“That’s his limit,” I said to my father.

“He is beautiful,” my father said, although my brother had just finished catching his limit in the hole my father had already fished.

This was the last fish we were ever to see Paul catch. My father and I talked about this moment several times later, and whatever our other feelings, we always felt it fitting that, when we saw him catch his last fish, we never saw the fish but only the artistry of the fisherman.

While my father was watching my brother, he reached over to pat me, but he missed, so he had to turn his eyes and look for my knee and try again. He must have thought that I felt neglected and that he should tell me he was proud of me also but for other reasons.

It was a little too deep and fast where Paul was trying to wade the river, and he knew it. He was crouched over the water and his arms were spread wide for balance. If you were a wader of big rivers you could have felt with him even at a distance the power of the water making his legs weak and wavy and ready to swim out from under him. He looked downstream to estimate how far it was to an easier place to wade.

My father said, “He won’t take the trouble to walk downstream. He’ll swim it.” At the same time Paul thought the same thing, and put his cigarette and matches in his hat.

My father and I sat on the bank and laughed at each other. It never occurred to either of us to hurry to the shore in case he needed help with a rod in his right hand and a basket loaded with fish on his left shoulder. In our family it was no great thing for a fisherman to swim a river with matches in his hair. We laughed at each other because we knew he was getting damn good and wet, and we lived in him, and were swept over the rocks with him and held his rod high in one of our hands.

As he moved to shore he caught himself on his feet and then was washed off them, and, when he stood again, more of him showed and he staggered to shore. He never stopped to shake himself. He came charging up the bank showering molecules of water and images of himself to show what was sticking out of his basket, and he dripped all over us, like a young duck dog that in its joy forgets to shake itself before getting close.

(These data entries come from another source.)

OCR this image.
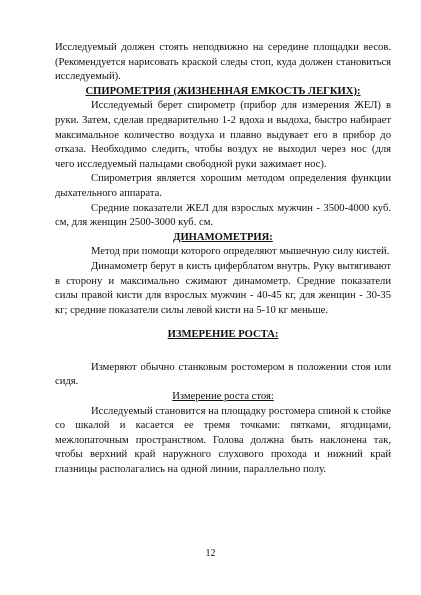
Исследуемый должен стоять неподвижно на середине площадки весов. (Рекомендуется нарисовать краской следы стоп, куда должен становиться исследуемый).

СПИРОМЕТРИЯ (ЖИЗНЕННАЯ ЕМКОСТЬ ЛЕГКИХ):

Исследуемый берет спирометр (прибор для измерения ЖЕЛ) в руки. Затем, сделав предварительно 1-2 вдоха и выдоха, быстро набирает максимальное количество воздуха и плавно выдувает его в прибор до отказа. Необходимо следить, чтобы воздух не выходил через нос (для чего исследуемый пальцами свободной руки зажимает нос).

Спирометрия является хорошим методом определения функции дыхательного аппарата.

Средние показатели ЖЕЛ для взрослых мужчин - 3500-4000 куб. см, для женщин 2500-3000 куб. см.

ДИНАМОМЕТРИЯ:

Метод при помощи которого определяют мышечную силу кистей.

Динамометр берут в кисть циферблатом внутрь. Руку вытягивают в сторону и максимально сжимают динамометр. Средние показатели силы правой кисти для взрослых мужчин - 40-45 кг, для женщин - 30-35 кг; средние показатели силы левой кисти на 5-10 кг меньше.

ИЗМЕРЕНИЕ РОСТА:

Измеряют обычно станковым ростомером в положении стоя или сидя.

Измерение роста стоя:

Исследуемый становится на площадку ростомера спиной к стойке со шкалой и касается ее тремя точками: пятками, ягодицами, межлопаточным пространством. Голова должна быть наклонена так, чтобы верхний край наружного слухового прохода и нижний край глазницы располагались на одной линии, параллельно полу.

12
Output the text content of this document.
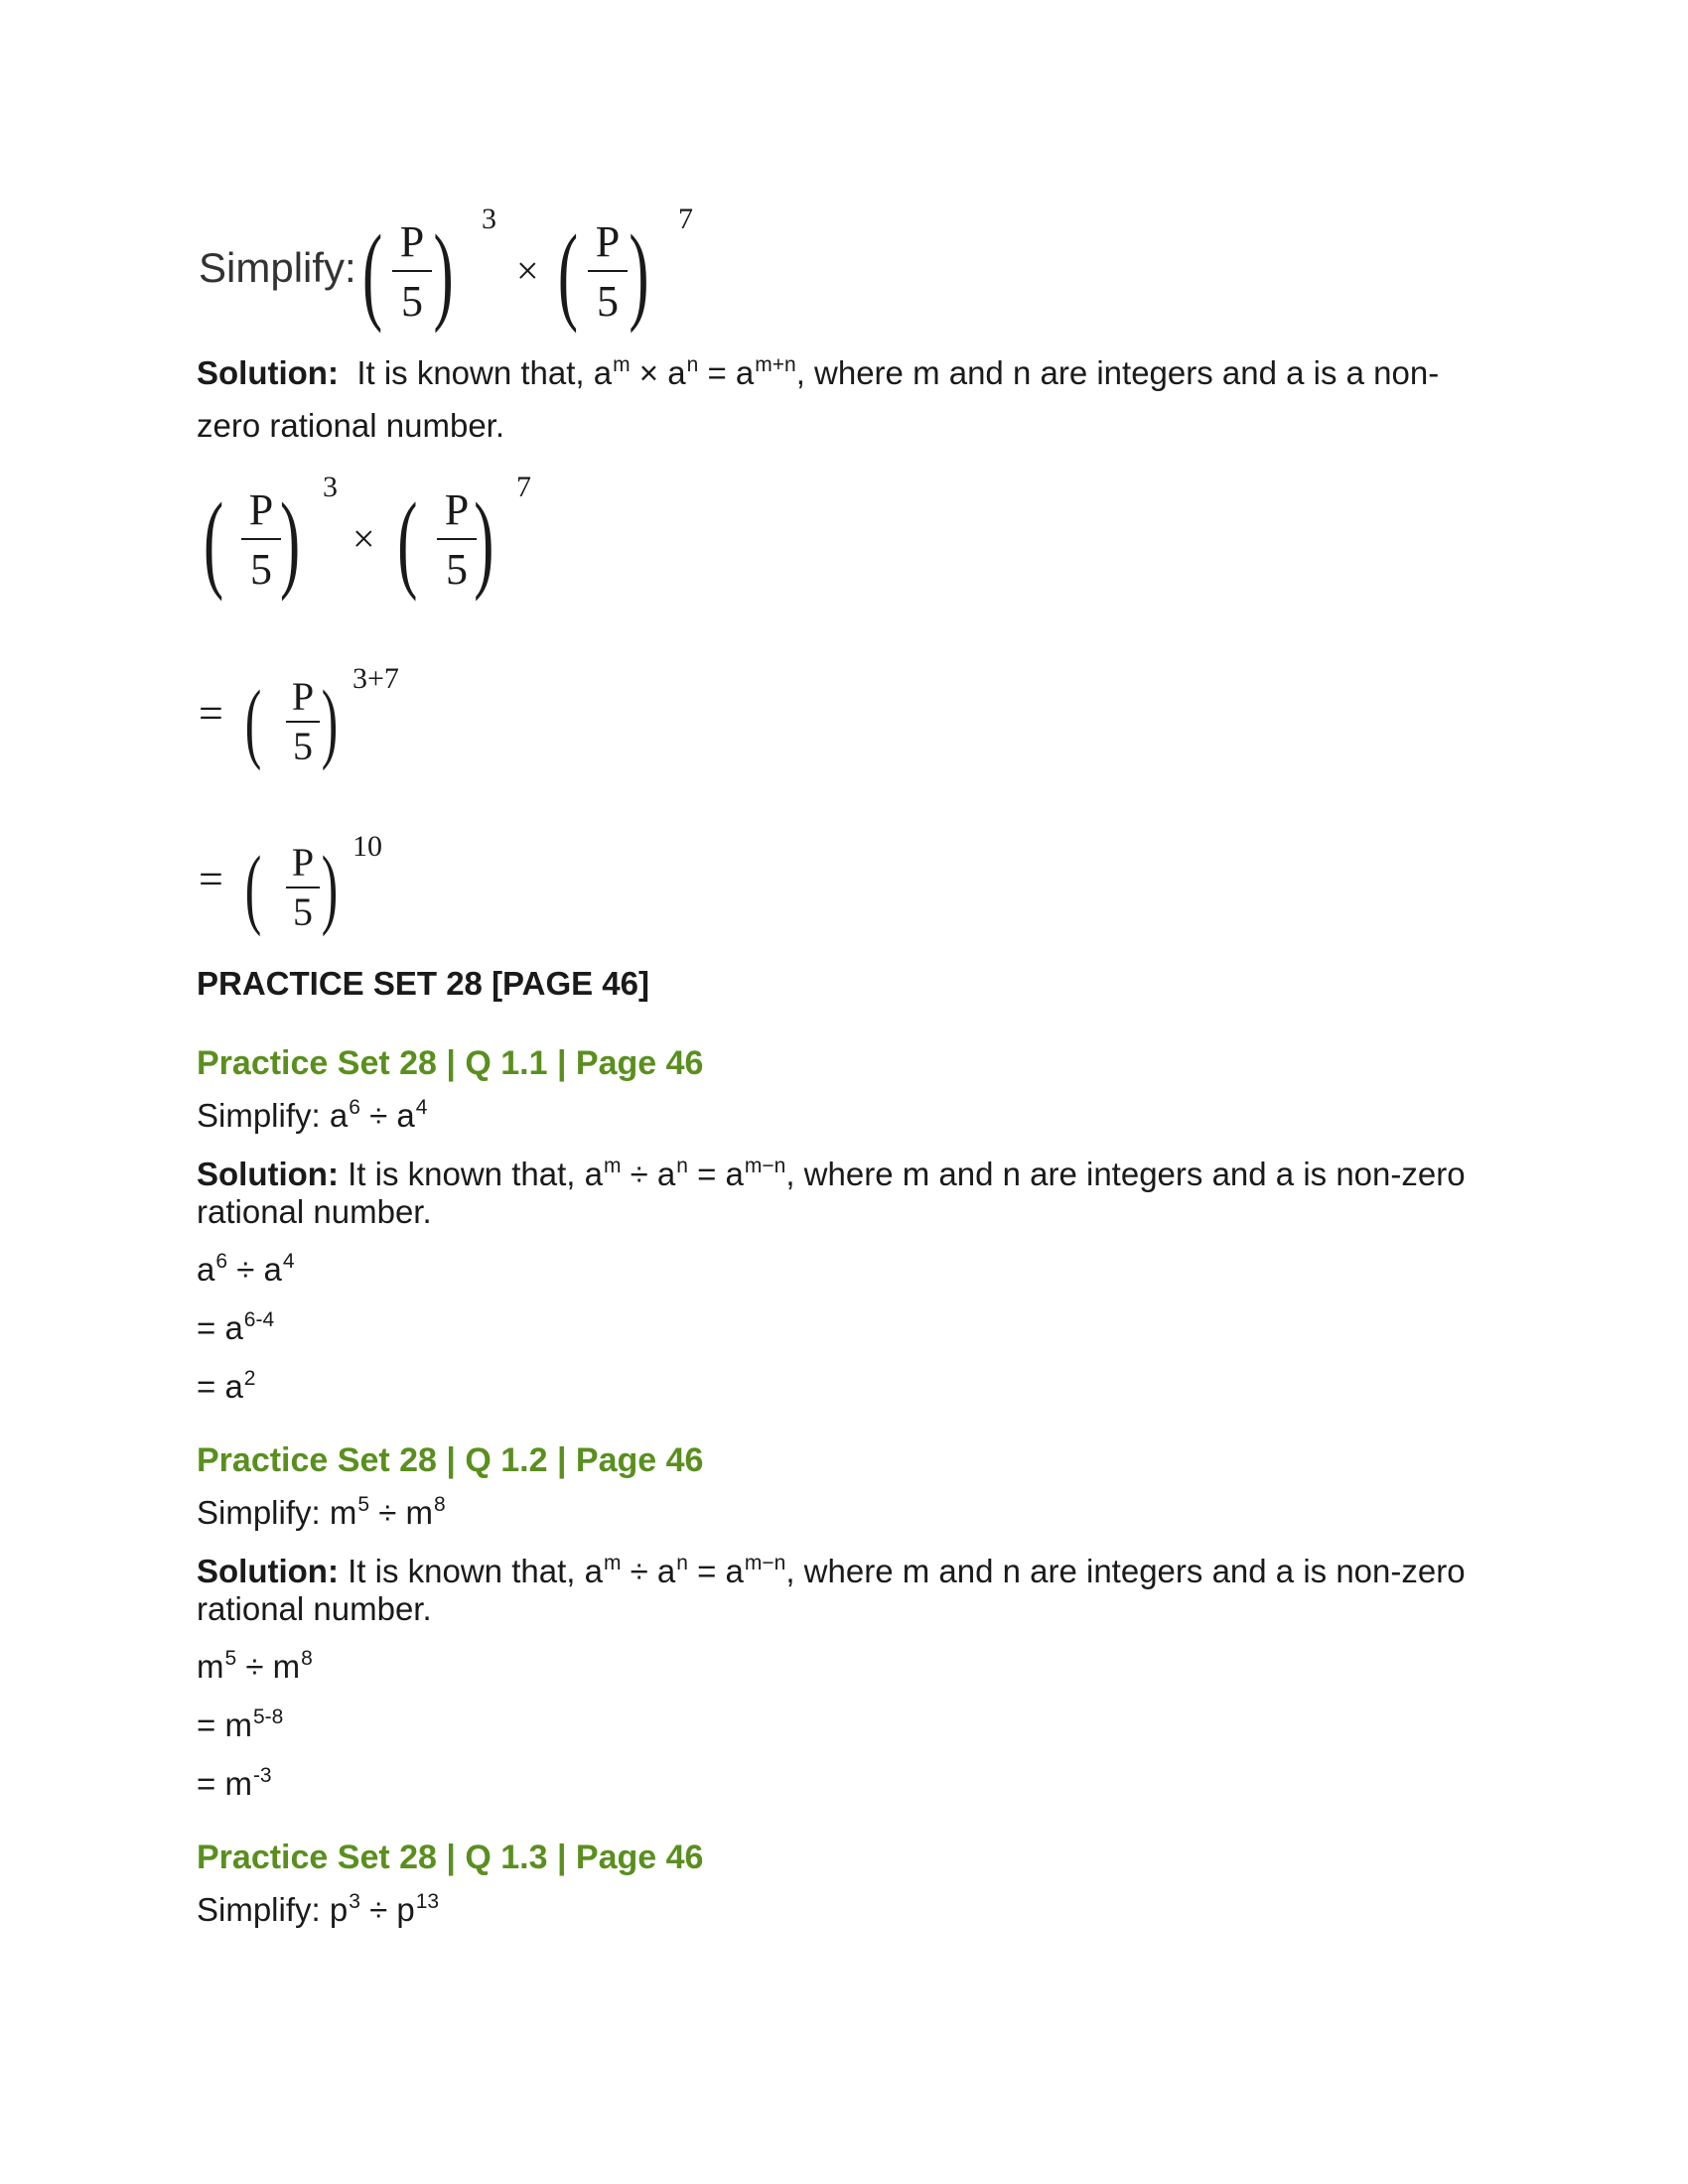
Simplify: ( P
5 ) 3
× ( P
5 ) 7
Solution: It is known that, $a^m \times a^n = a^{m+n}$, where m and n are integers and a is a non-
zero rational number.
( P
5 ) 3
× ( P
5 ) 7
= ( P
5 ) 3+7
= ( P
5 ) 10
PRACTICE SET 28 [PAGE 46]
Practice Set 28 | Q 1.1 | Page 46
Simplify: $a^6 \div a^4$
Solution: It is known that, $a^m \div a^n = a^{m-n}$, where m and n are integers and a is non-zero
rational number.
$a^6 \div a^4$
= $a^{6-4}$
= $a^2$
Practice Set 28 | Q 1.2 | Page 46
Simplify: $m^5 \div m^8$
Solution: It is known that, $a^m \div a^n = a^{m-n}$, where m and n are integers and a is non-zero
rational number.
$m^5 \div m^8$
= $m^{5-8}$
= $m^{-3}$
Practice Set 28 | Q 1.3 | Page 46
Simplify: $p^3 \div p^{13}$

“Let’s put them all out on the grass and take a picture of them,” he said. So we emptied our baskets and arranged them by size and took turns photographing each other admiring them and ourselves. The photographs turned out to be like most amateur snapshots of fishing catches–the fish were white from overexposure and didn’t look as big as they actually were and the fishermen looked self-conscious as if some guide had to catch the fish for them.

However, one closeup picture of him at the end of this day remains in my mind, as if fixed by some chemical bath. Usually, just after he finished fishing he had little to say unless he saw he could have fished better. Otherwise, he merely smiled. Now flies danced around his hatband. Large drops of water ran from under his hat on to his face and then into his lips when he smiled.

At the end of this day, then, I remember him both as a distant abstraction in artistry and as a closeup in water and laughter.

My father always felt shy when compelled to praise one of his family, and his family always felt shy when he praised them. My father said, “You are a fine fisherman.”

My brother said, “I’m pretty good with a rod, but I need three more years before I can think like a fish.”

Remembering that he had caught his limit by switching to George’s No. 2 Yellow Hackle with a feather wing, I said without knowing how much I said, “You already know how to think like a dead stone fly.”

We sat on the bank and the river went by. As always, it was making sounds to itself, and now it made sounds to us. It would be hard to find three men sitting side by side who knew better what a river was saying.